No joke. She contends her “very smart” daughter was put in a class with kids half her age and that the focus of the class was on shapes and colors. I wonder. The school's website indicates students do more than just learn shapes and colors.
One of the many things they learn is the alphabet. There's much more, of course. The preschool had never been sued before in its 20 years of existence.
Imprescia says it's more “one big playroom” than a preschool. Oh, my. How terrible is that? We're talking about 2- to 4-year-olds. If all they learned was shapes and colors, she might have a point. Maybe. That doesn't appear to be the case, based upon available information.
That's still not the final kicker to this story. Imprescia took her daughter out of school after a mere month, according to her lawyer, Mathew Paulose.
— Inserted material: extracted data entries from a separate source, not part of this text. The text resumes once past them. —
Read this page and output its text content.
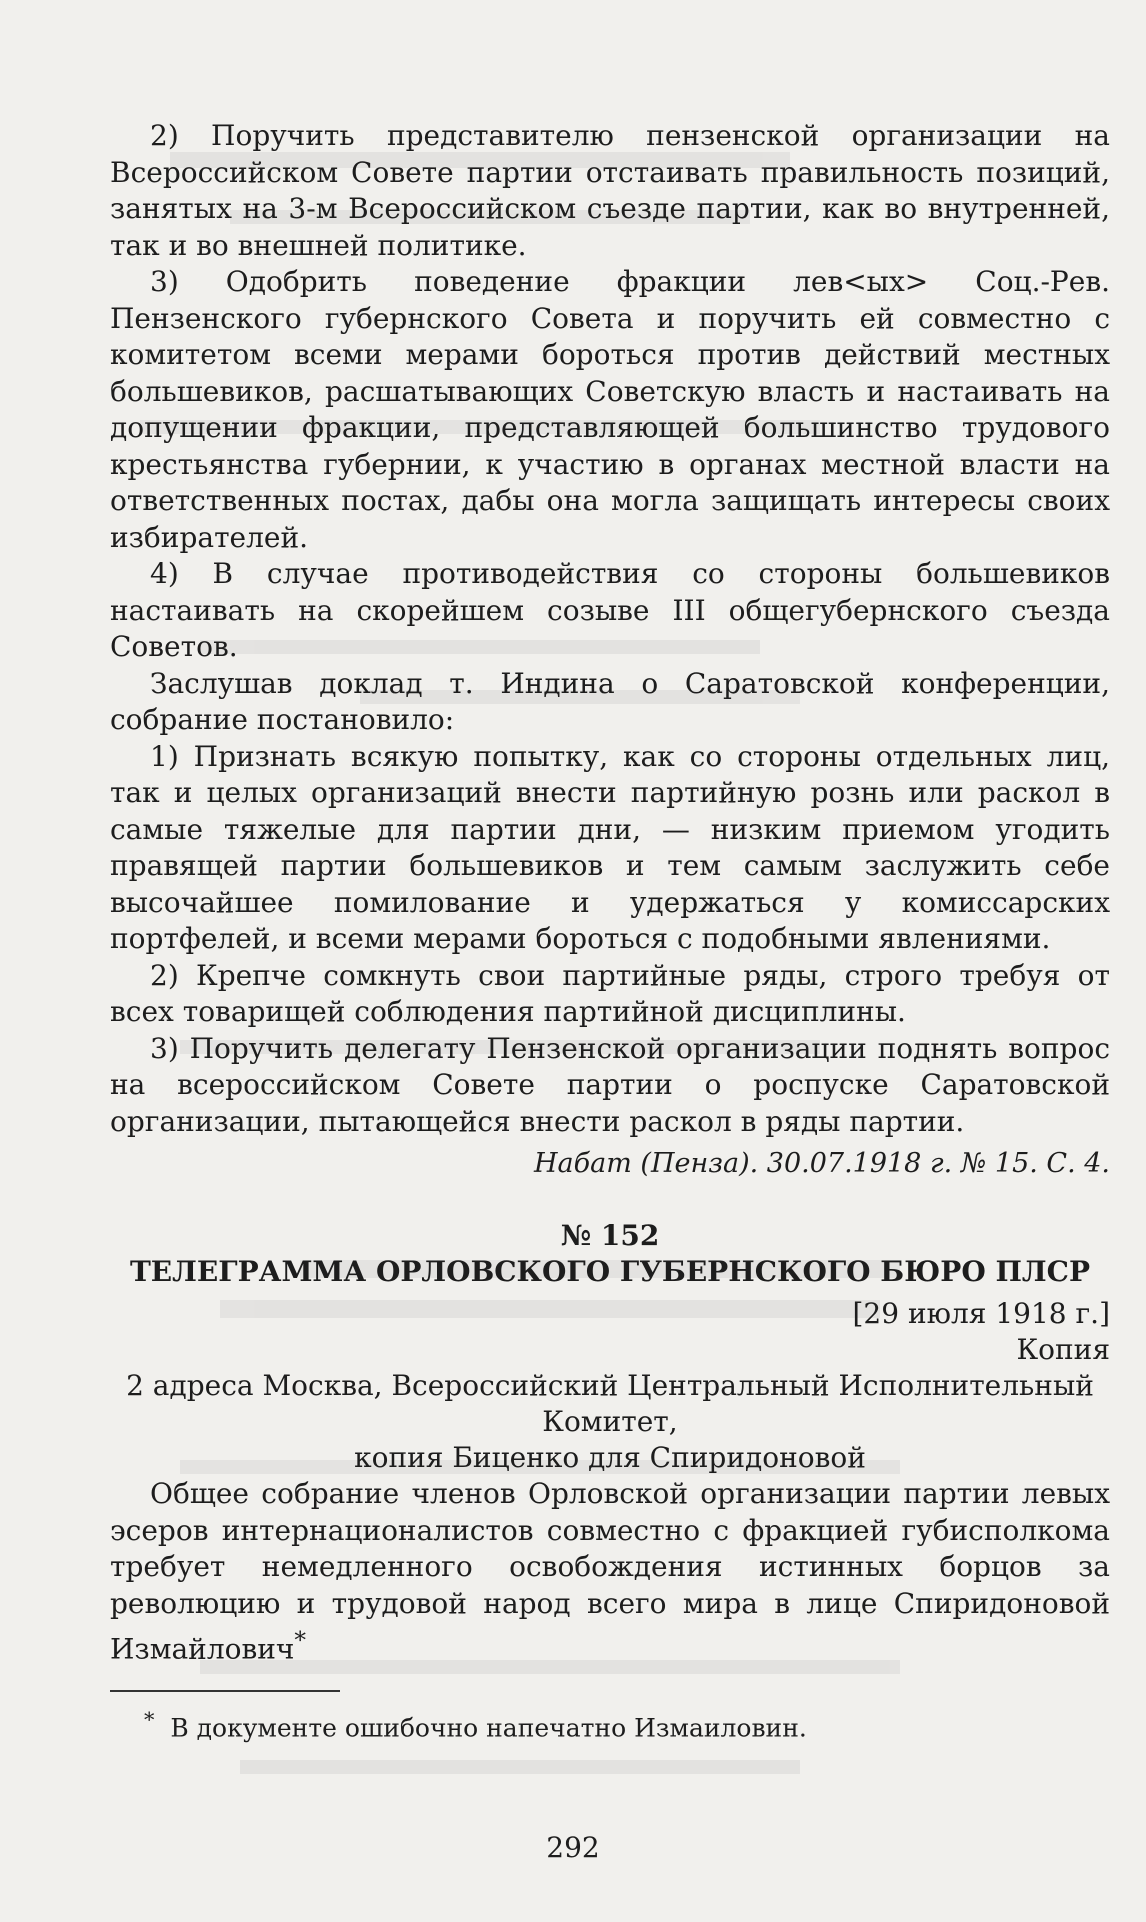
2) Поручить представителю пензенской организации на Всероссийском Совете партии отстаивать правильность позиций, занятых на 3-м Всероссийском съезде партии, как во внутренней, так и во внешней политике.

3) Одобрить поведение фракции лев<ых> Соц.-Рев. Пензенского губернского Совета и поручить ей совместно с комитетом всеми мерами бороться против действий местных большевиков, расшатывающих Советскую власть и настаивать на допущении фракции, представляющей большинство трудового крестьянства губернии, к участию в органах местной власти на ответственных постах, дабы она могла защищать интересы своих избирателей.

4) В случае противодействия со стороны большевиков настаивать на скорейшем созыве III общегубернского съезда Советов.

Заслушав доклад т. Индина о Саратовской конференции, собрание постановило:

1) Признать всякую попытку, как со стороны отдельных лиц, так и целых организаций внести партийную рознь или раскол в самые тяжелые для партии дни, — низким приемом угодить правящей партии большевиков и тем самым заслужить себе высочайшее помилование и удержаться у комиссарских портфелей, и всеми мерами бороться с подобными явлениями.

2) Крепче сомкнуть свои партийные ряды, строго требуя от всех товарищей соблюдения партийной дисциплины.

3) Поручить делегату Пензенской организации поднять вопрос на всероссийском Совете партии о роспуске Саратовской организации, пытающейся внести раскол в ряды партии.

Набат (Пенза). 30.07.1918 г. № 15. С. 4.

№ 152

ТЕЛЕГРАММА ОРЛОВСКОГО ГУБЕРНСКОГО БЮРО ПЛСР

[29 июля 1918 г.]

Копия

2 адреса Москва, Всероссийский Центральный Исполнительный

Комитет,

копия Биценко для Спиридоновой

Общее собрание членов Орловской организации партии левых эсеров интернационалистов совместно с фракцией губисполкома требует немедленного освобождения истинных борцов за революцию и трудовой народ всего мира в лице Спиридоновой Измайлович*

* В документе ошибочно напечатно Измаиловин.

292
Her daughter might have had a chance to learn the letter “C” before she pulled the plug on the preschool. In all fairness, this was her daughter's second year there, and it seems she wasn't excelling. Whose fault was that? Apparently not the daughter's, according to Mom.
She's filed a lawsuit because she thinks her 4-year-old won't get into Harvard. Is this the American way of handling things? Sue the school rather than face up to her own responsibilities as a parent?

I understand that “lawyering” is a competitive profession, but I think many lawyers have been reduced to carnival barkers. They jump though frivolous lawsuits for money like trained sea lions jump through flaming hoops. As for you legitimate lawyers, you can exhale now, secure in the knowledge that you're doing the right thing. I'm not talking about you. OK?

Arguably the most notorious of frivolous lawsuits was Pearson v. Chung. This was the case of Roy Pearson, a judge in Washington, D.C., who sued a dry cleaning business for $67 million (later lowered to $54 million). According to Pearson, the dry cleaners lost his pants (which he brought in for a $10.50 alteration) and refused his demands for a large refund.
Pearson believed a “Satisfaction Guaranteed” sign in the window of the shop legally entitled him to a refund for the cost of the pants, estimated at $1,000. The $54 million total included $2 million in “mental distress” and $15,000 which he estimated to be the cost of renting a car every weekend to go to another dry cleaner.
As It Stands, Nicole Imprescia's beef with the preschool may seem pale in comparison to Pearson v. Chung, but it's another example of people gaming a system that probably needs an overhaul.